Si la gente vulgar es tan cauta, natural será que los reyes y jefes lo sean mucho más. Los jefes de las islas Sandwich iban acompañados de un sirviente de confianza que llevaba una escupidera portátil y lo depositado en ella se enterraba cuidadosamente todas las mañanas para ponerlo fuera del alcance de los hechiceros. En la Costa de los Esclavos, y por la misma razón, siempre que un rey o jefe expectoraba, se recogía el esputo con sumo cuidado y se ocultaba o enterraba. Las mismas pre­cauciones, y por la misma razón, se toman con los escupitajos del jefe de-Tabali en la Nigeria meridional.

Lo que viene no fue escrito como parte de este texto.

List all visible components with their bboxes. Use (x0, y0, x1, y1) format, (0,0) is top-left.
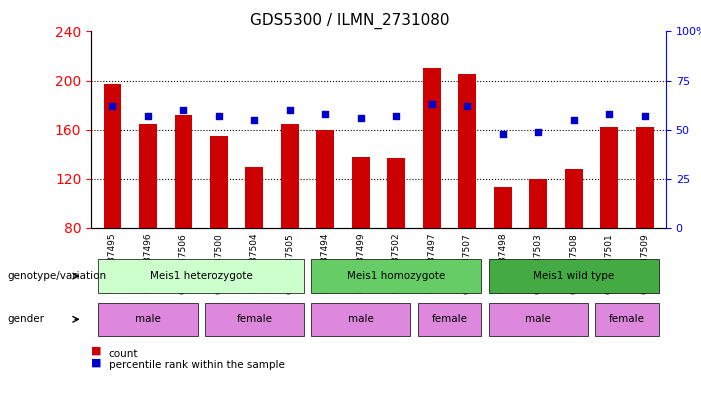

El uso mágico que puede hacerse de la saliva la señala, igual que a la sangre y a las recortaduras de las uñas, como una base material apropiada para un convenio, puesto que cambiando su saliva las partes concertantes se dan así el uno al otro garantía de su buena fe. Si des­pués alguno de ellos reniega del contrato, el otro puede castigar su perfi­dia por un tratamiento mágico de la saliva del perjuro, que tiene bajo su custodia. Así, cuando los wajagga del África oriental desean hacer un trato, las dos partes contratantes se sentarán con un tazón de leche o de cerveza entre ellos y después de recitar un conjuro sobre la bebida, cada uno sucesivamente tomará una bocanada de la leche o cerveza y se la introducirá al otro en la boca. En los casos urgentes, cuando no hay tiempo para gastarlo en ceremonias, sencillamente se escupirán a turno el uno al otro dentro de la boca, lo cual sella el convenio a las mil maravillas.